1. `validate-data` gate on any new source (see reference — the checklist
   has caught: zero-vs-missing conflation, dedup semantics, substring
   category bugs, rolling purge windows, timezone conventions).
2. `design`: pre-registered hypotheses + family + power sanity.
3. `conduct`: implement with `scripts/perm_stats.py`; run; write results
   JSON with tests, statuses, and caveats including known limitations.
4. `cross-validate`: adversarial code review (e.g. Codex read-only) BEFORE
   trusting results; fix findings; re-run. For major claims, external
   model review with a privacy-screened archive.
5. Verdicts in honest prose (mixed/rejected allowed); report; registry
   update with status provenance.

## Viewing results

Launch the bundled explorer over any directory of results JSONs:

```bash
python3 scripts/explorer.py <results_dir> [--port 8799] [--pattern "exp*.json"] [--sort newest|oldest]
```

Generates `explorer.html` in the directory, starts (or reuses) a loopback
http server on the port, and opens the browser: experiment list with
confirmed/lead badges, filter, sortable test tables color-coded by
status, verdicts, caveats, raw JSON. The page fetches result files live —
re-running experiments updates the view; re-run the script only when new
result files appear.
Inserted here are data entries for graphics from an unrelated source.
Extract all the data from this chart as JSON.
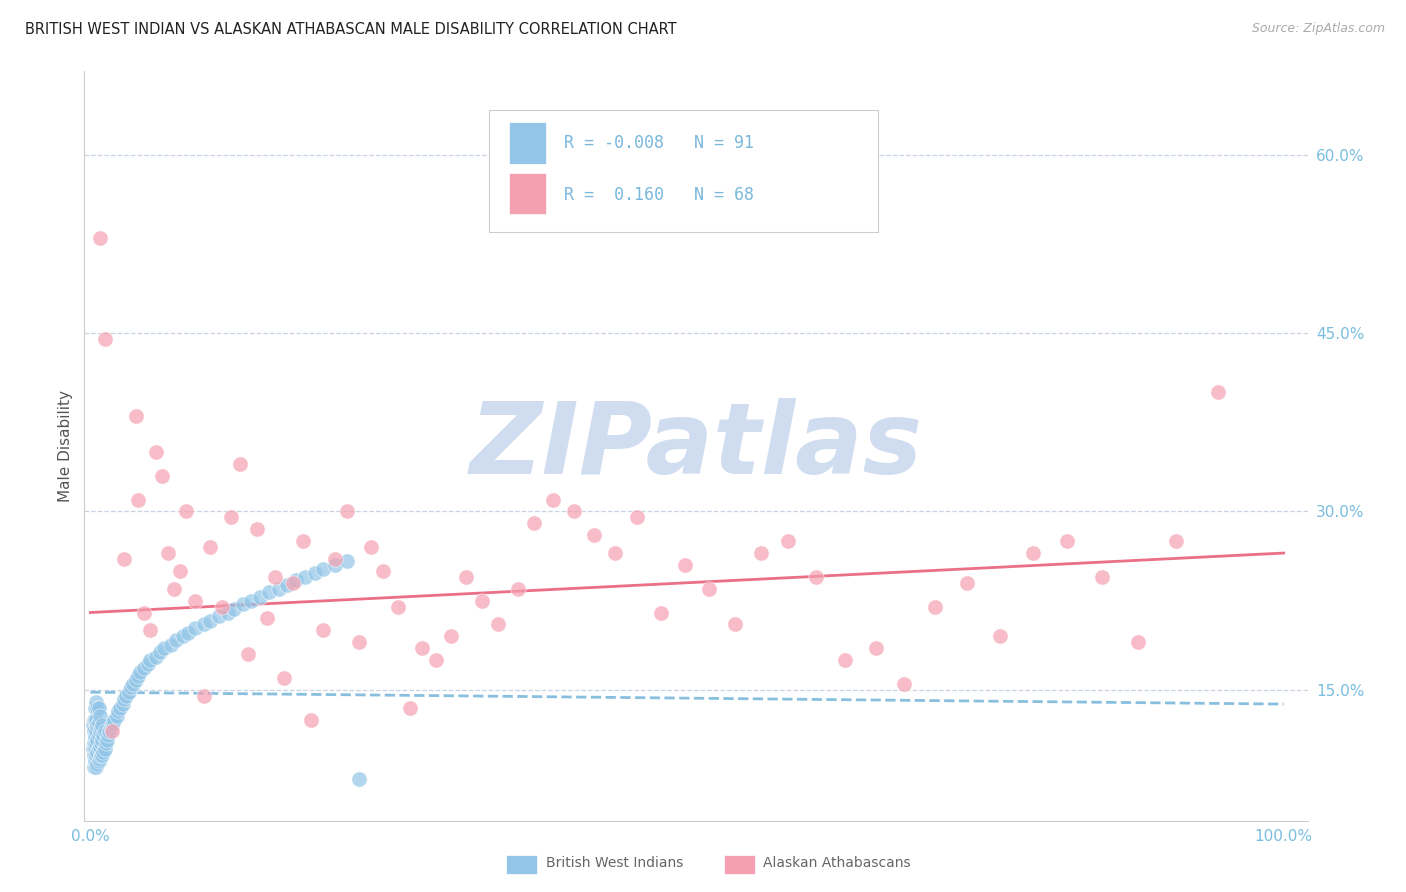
{
  "title": "BRITISH WEST INDIAN VS ALASKAN ATHABASCAN MALE DISABILITY CORRELATION CHART",
  "source": "Source: ZipAtlas.com",
  "ylabel": "Male Disability",
  "ytick_vals": [
    0.6,
    0.45,
    0.3,
    0.15
  ],
  "ytick_labels": [
    "60.0%",
    "45.0%",
    "30.0%",
    "15.0%"
  ],
  "xlim": [
    -0.005,
    1.02
  ],
  "ylim": [
    0.04,
    0.67
  ],
  "color_blue": "#92C5E8",
  "color_pink": "#F4A0B0",
  "color_trendline_blue": "#7BB8DC",
  "color_trendline_pink": "#E8607A",
  "color_grid": "#C8D4E4",
  "color_ytick": "#7ABDE0",
  "color_xtick": "#7ABDE0",
  "color_watermark": "#D0DCF0",
  "bwi_x": [
    0.002,
    0.002,
    0.003,
    0.003,
    0.003,
    0.003,
    0.003,
    0.004,
    0.004,
    0.004,
    0.004,
    0.004,
    0.005,
    0.005,
    0.005,
    0.005,
    0.005,
    0.005,
    0.006,
    0.006,
    0.006,
    0.006,
    0.006,
    0.007,
    0.007,
    0.007,
    0.007,
    0.007,
    0.008,
    0.008,
    0.008,
    0.008,
    0.009,
    0.009,
    0.009,
    0.01,
    0.01,
    0.01,
    0.011,
    0.011,
    0.012,
    0.012,
    0.013,
    0.014,
    0.015,
    0.016,
    0.017,
    0.018,
    0.019,
    0.02,
    0.022,
    0.023,
    0.025,
    0.027,
    0.028,
    0.03,
    0.032,
    0.034,
    0.036,
    0.038,
    0.04,
    0.042,
    0.045,
    0.048,
    0.05,
    0.055,
    0.058,
    0.062,
    0.068,
    0.072,
    0.078,
    0.082,
    0.088,
    0.095,
    0.1,
    0.108,
    0.115,
    0.12,
    0.128,
    0.135,
    0.142,
    0.15,
    0.158,
    0.165,
    0.172,
    0.18,
    0.188,
    0.195,
    0.205,
    0.215,
    0.225
  ],
  "bwi_y": [
    0.1,
    0.12,
    0.085,
    0.095,
    0.105,
    0.115,
    0.125,
    0.09,
    0.1,
    0.11,
    0.125,
    0.135,
    0.085,
    0.095,
    0.105,
    0.115,
    0.125,
    0.14,
    0.088,
    0.098,
    0.108,
    0.12,
    0.135,
    0.09,
    0.1,
    0.112,
    0.122,
    0.135,
    0.092,
    0.102,
    0.115,
    0.128,
    0.094,
    0.105,
    0.118,
    0.095,
    0.108,
    0.12,
    0.098,
    0.112,
    0.1,
    0.115,
    0.105,
    0.108,
    0.112,
    0.115,
    0.118,
    0.12,
    0.122,
    0.125,
    0.128,
    0.132,
    0.135,
    0.138,
    0.142,
    0.145,
    0.148,
    0.152,
    0.155,
    0.158,
    0.162,
    0.165,
    0.168,
    0.172,
    0.175,
    0.178,
    0.182,
    0.185,
    0.188,
    0.192,
    0.195,
    0.198,
    0.202,
    0.205,
    0.208,
    0.212,
    0.215,
    0.218,
    0.222,
    0.225,
    0.228,
    0.232,
    0.235,
    0.238,
    0.242,
    0.245,
    0.248,
    0.252,
    0.255,
    0.258,
    0.075
  ],
  "aa_x": [
    0.008,
    0.012,
    0.018,
    0.028,
    0.038,
    0.04,
    0.045,
    0.05,
    0.055,
    0.06,
    0.065,
    0.07,
    0.075,
    0.08,
    0.088,
    0.095,
    0.1,
    0.11,
    0.118,
    0.125,
    0.132,
    0.14,
    0.148,
    0.155,
    0.162,
    0.17,
    0.178,
    0.185,
    0.195,
    0.205,
    0.215,
    0.225,
    0.235,
    0.245,
    0.258,
    0.268,
    0.278,
    0.29,
    0.302,
    0.315,
    0.328,
    0.342,
    0.358,
    0.372,
    0.388,
    0.405,
    0.422,
    0.44,
    0.458,
    0.478,
    0.498,
    0.518,
    0.54,
    0.562,
    0.585,
    0.608,
    0.632,
    0.658,
    0.682,
    0.708,
    0.735,
    0.762,
    0.79,
    0.818,
    0.848,
    0.878,
    0.91,
    0.945
  ],
  "aa_y": [
    0.53,
    0.445,
    0.115,
    0.26,
    0.38,
    0.31,
    0.215,
    0.2,
    0.35,
    0.33,
    0.265,
    0.235,
    0.25,
    0.3,
    0.225,
    0.145,
    0.27,
    0.22,
    0.295,
    0.34,
    0.18,
    0.285,
    0.21,
    0.245,
    0.16,
    0.24,
    0.275,
    0.125,
    0.2,
    0.26,
    0.3,
    0.19,
    0.27,
    0.25,
    0.22,
    0.135,
    0.185,
    0.175,
    0.195,
    0.245,
    0.225,
    0.205,
    0.235,
    0.29,
    0.31,
    0.3,
    0.28,
    0.265,
    0.295,
    0.215,
    0.255,
    0.235,
    0.205,
    0.265,
    0.275,
    0.245,
    0.175,
    0.185,
    0.155,
    0.22,
    0.24,
    0.195,
    0.265,
    0.275,
    0.245,
    0.19,
    0.275,
    0.4
  ],
  "bwi_trend_x": [
    0.0,
    1.0
  ],
  "bwi_trend_y": [
    0.148,
    0.138
  ],
  "aa_trend_x": [
    0.0,
    1.0
  ],
  "aa_trend_y": [
    0.215,
    0.265
  ],
  "legend_line1": "R = -0.008   N = 91",
  "legend_line2": "R =  0.160   N = 68"
}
Serve over localhost, never file:// (CDN fonts) and
never on a non-loopback interface (results may contain personal
statistics).

## Evals

Run `python3 evals/run_evals.py` (from the skill directory) to lint an
experiment script/results pair against the standards (pre-registration
present, fixed m, exact perm usage, caveats, no raw text in outputs).
Eval cases in `evals/cases/` document expected pass/fail examples.